そのまま硝子越しに見惚れるうち、ぴくりと顔を動かしたのに絵麻はふっと安心して、カーテンは開けたままソファへもどり手持ち無沙汰にテレビを点けてぼんやりニュースを流していると、シャワーをおえた瑛太が濡れた髪を無造作にかきあげながら帰って来て、絵麻を認め、
「やっぱり絵麻だった。ちょっと待っててね」と微笑むなり姿見の前にすわってこちらへ背をむけドライヤーをつかい始めた。
絵麻はドライヤーとニュースの音を聞き分けながら、窓の方へ度々視線を投げて小鳥を見守るうち、父鳥はいないのだろうかとふと不安になり、ひょっとすると母親と父親の交代で卵を温めているのかもしれないと思いなして、ひとまず安堵したけれど、たちまちそうではない気がした。きっと母鳥一人で育てなければいけないのだ。だって二人が入るには巣がせますぎるではないか。

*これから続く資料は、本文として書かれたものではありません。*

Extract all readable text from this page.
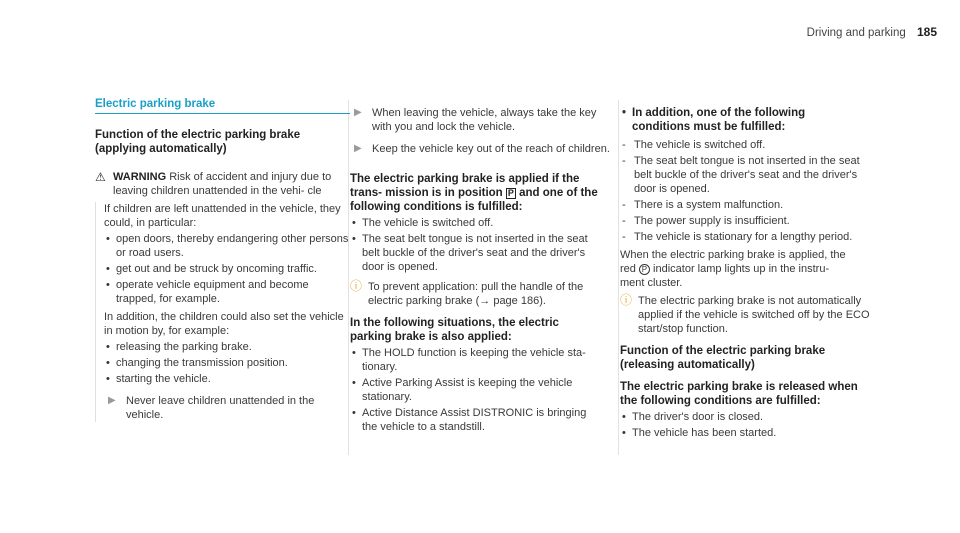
Driving and parking 185
Electric parking brake
Function of the electric parking brake (applying automatically)
⚠ WARNING Risk of accident and injury due to leaving children unattended in the vehi- cle
If children are left unattended in the vehicle, they could, in particular:
• open doors, thereby endangering other persons or road users.
• get out and be struck by oncoming traffic.
• operate vehicle equipment and become trapped, for example.
In addition, the children could also set the vehicle in motion by, for example:
• releasing the parking brake.
• changing the transmission position.
• starting the vehicle.
▶ Never leave children unattended in the vehicle.
▶ When leaving the vehicle, always take the key with you and lock the vehicle.
▶ Keep the vehicle key out of the reach of children.
The electric parking brake is applied if the trans- mission is in position P and one of the following conditions is fulfilled:
• The vehicle is switched off.
• The seat belt tongue is not inserted in the seat belt buckle of the driver's seat and the driver's door is opened.
ⓘ To prevent application: pull the handle of the electric parking brake (→ page 186).
In the following situations, the electric parking brake is also applied:
• The HOLD function is keeping the vehicle sta- tionary.
• Active Parking Assist is keeping the vehicle stationary.
• Active Distance Assist DISTRONIC is bringing the vehicle to a standstill.
• In addition, one of the following conditions must be fulfilled:
- The vehicle is switched off.
- The seat belt tongue is not inserted in the seat belt buckle of the driver's seat and the driver's door is opened.
- There is a system malfunction.
- The power supply is insufficient.
- The vehicle is stationary for a lengthy period.
When the electric parking brake is applied, the red P indicator lamp lights up in the instru- ment cluster.
ⓘ The electric parking brake is not automatically applied if the vehicle is switched off by the ECO start/stop function.
Function of the electric parking brake (releasing automatically)
The electric parking brake is released when the following conditions are fulfilled:
• The driver's door is closed.
• The vehicle has been started.
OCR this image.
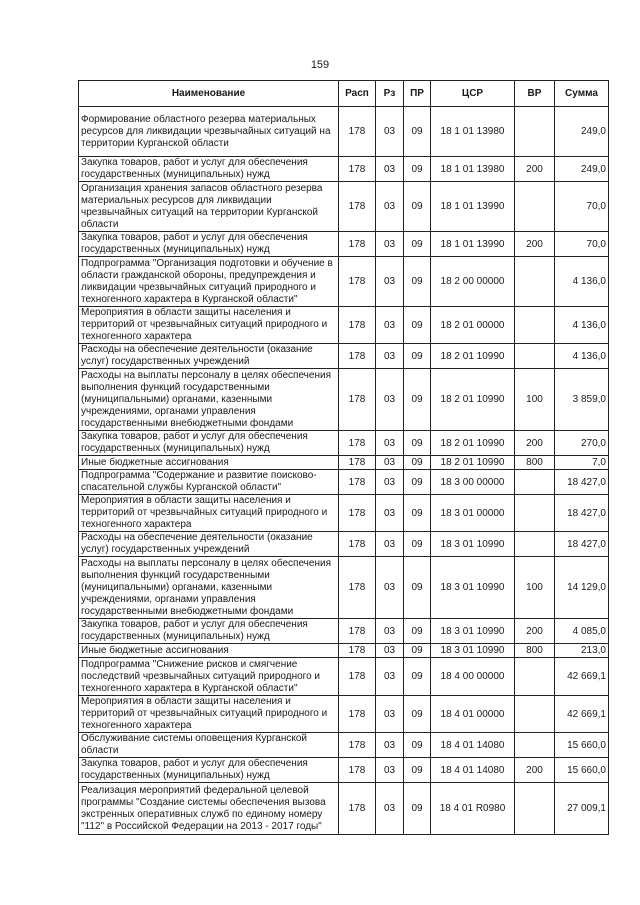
159
Наименование	Расп	Рз	ПР	ЦСР	ВР	Сумма
Формирование областного резерва материальных ресурсов для ликвидации чрезвычайных ситуаций на территории Курганской области	178	03	09	18 1 01 13980		249,0
Закупка товаров, работ и услуг для обеспечения государственных (муниципальных) нужд	178	03	09	18 1 01 13980	200	249,0
Организация хранения запасов областного резерва материальных ресурсов для ликвидации чрезвычайных ситуаций на территории Курганской области	178	03	09	18 1 01 13990		70,0
Закупка товаров, работ и услуг для обеспечения государственных (муниципальных) нужд	178	03	09	18 1 01 13990	200	70,0
Подпрограмма "Организация подготовки и обучение в области гражданской обороны, предупреждения и ликвидации чрезвычайных ситуаций природного и техногенного характера в Курганской области"	178	03	09	18 2 00 00000		4 136,0
Мероприятия в области защиты населения и территорий от чрезвычайных ситуаций природного и техногенного характера	178	03	09	18 2 01 00000		4 136,0
Расходы на обеспечение деятельности (оказание услуг) государственных учреждений	178	03	09	18 2 01 10990		4 136,0
Расходы на выплаты персоналу в целях обеспечения выполнения функций государственными (муниципальными) органами, казенными учреждениями, органами управления государственными внебюджетными фондами	178	03	09	18 2 01 10990	100	3 859,0
Закупка товаров, работ и услуг для обеспечения государственных (муниципальных) нужд	178	03	09	18 2 01 10990	200	270,0
Иные бюджетные ассигнования	178	03	09	18 2 01 10990	800	7,0
Подпрограмма "Содержание и развитие поисково-спасательной службы Курганской области"	178	03	09	18 3 00 00000		18 427,0
Мероприятия в области защиты населения и территорий от чрезвычайных ситуаций природного и техногенного характера	178	03	09	18 3 01 00000		18 427,0
Расходы на обеспечение деятельности (оказание услуг) государственных учреждений	178	03	09	18 3 01 10990		18 427,0
Расходы на выплаты персоналу в целях обеспечения выполнения функций государственными (муниципальными) органами, казенными учреждениями, органами управления государственными внебюджетными фондами	178	03	09	18 3 01 10990	100	14 129,0
Закупка товаров, работ и услуг для обеспечения государственных (муниципальных) нужд	178	03	09	18 3 01 10990	200	4 085,0
Иные бюджетные ассигнования	178	03	09	18 3 01 10990	800	213,0
Подпрограмма "Снижение рисков и смягчение последствий чрезвычайных ситуаций природного и техногенного характера в Курганской области"	178	03	09	18 4 00 00000		42 669,1
Мероприятия в области защиты населения и территорий от чрезвычайных ситуаций природного и техногенного характера	178	03	09	18 4 01 00000		42 669,1
Обслуживание системы оповещения Курганской области	178	03	09	18 4 01 14080		15 660,0
Закупка товаров, работ и услуг для обеспечения государственных (муниципальных) нужд	178	03	09	18 4 01 14080	200	15 660,0
Реализация мероприятий федеральной целевой программы "Создание системы обеспечения вызова экстренных оперативных служб по единому номеру "112" в Российской Федерации на 2013 - 2017 годы"	178	03	09	18 4 01 R0980		27 009,1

そう決めつけると、絵麻は先刻の推理も忘れてただ寂しくなって、たまらず瑛太の背中へよった。
「見た? 鳥」とドライヤーを切って鏡に向かいながらすかさず訊ねる瑛太へ、
「うん」と気落ちしたまましょんぼり答えると、
「どうしたの。あんまり興味なかった?」
「違うの。ママ一人で子育てするのかなって思って、ちょっと悲しくなっちゃった」
と絵麻が答えるなりぐるりと瑛太が振り向いて、
「ママ一人って、鳥のこと? そうじゃないよ。違うよきっと。鳥も夫婦で一緒に子育てする。だからあの小鳥は一人じゃない。ひょっとすると今温めているのはパパの方かもしれないよ」
その答えに絵麻はほっと慰められてじんわり心あたたまり、
「よかった」とつぶやいたまま後ろから腕をまわして、そっと頬を押し当てた。